Systems diagnosis/reconfiguration: analysis and safe design (DIRAC) The research conducted within the project DIRAC focus on the recent issue of tolerance to faults/failures in dynamic systems. The key issue is to contribute to the development of a methodology of diagnosis/reconfiguration of complex systems and/or uncertain starting from the establishment of a "diagnosis model" until the reconfiguration phase of the system, passing through a stage of diagnosis and/or observation. We focus on specific problems dealing with different residual generation methods with the overall aim of improving their performance. Still a problem little discussed is the analysis of structural properties related to "diagnosability", observability and "reconfigurability" of systems. This analysis is essential to conduct during the system design since a compromise is often sought between cost minimization and a slight over-instrumentation useful in fault diagnosis and their accommodation. Another way of research is to optimize the interactions that link the fault diagnosis to the modeling of systems. Indeed, a reliable diagnosis (in terms of isolation or estimation the fault magnitude) of a system is inconceivable without an effective combination of all the knowledge needed for its establishment. In this context, our research focuses both on the implementation of methods of residual generation and on the establishment of a modeling methodology dedicated to the system diagnosis.
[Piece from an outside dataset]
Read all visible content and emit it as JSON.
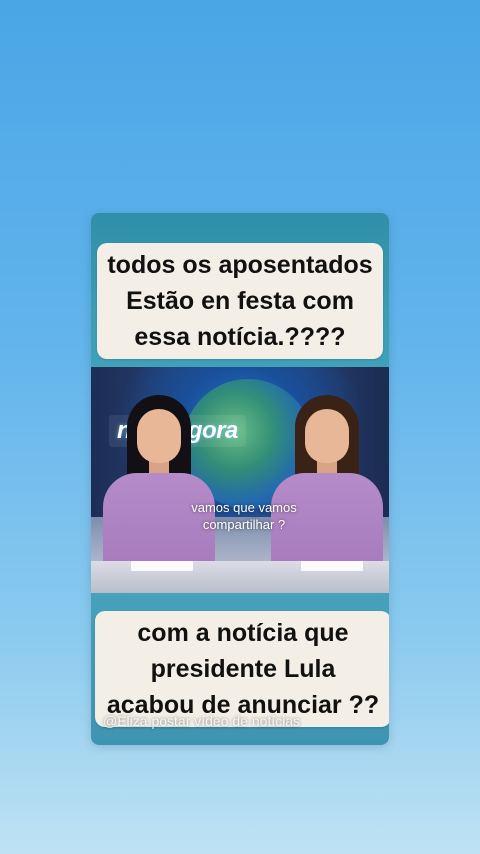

Safety and diagnosis interactions (ISD) Today, problems of control, safety and security of dynamical systems are often treated separately. It should however take into account all interactions between supervision, safety and security in an integrated model in order to propose a comprehensive approach necessary to solve such problems. The safe design and quantitative evaluation of dependability and the diagnosis and recognition of modes of operation are two elements contributing to solving the previous problem. The project "Safety and Diagnosis Interactions" revolves around three actions. The first relates to automated systems constrained by the dependability and the security. It is necessary, in particular, to assess the dependability parameters of a complex system on a probabilistic point of view. These issues are placed firmly within the framework of the dynamic reliability. The second action concerns the diagnosis and recognition of modes of operation. Research are conducted for (i) the design of sensitive inputs (with regard to the recognition of modes), (ii) the separation of modes in the presence of measurement noise, (iii) the robustness of the detection of the changing of mode with regard faulty measurements or (iv) the research and the identification of modes without a priori model. The third will explore complementarities and interactions between the state estimation established during the monitoring and the evaluation of dependability. Indeed, in the context of dynamic reliability, one must take into account the diagnosis process in the predictive evaluation models.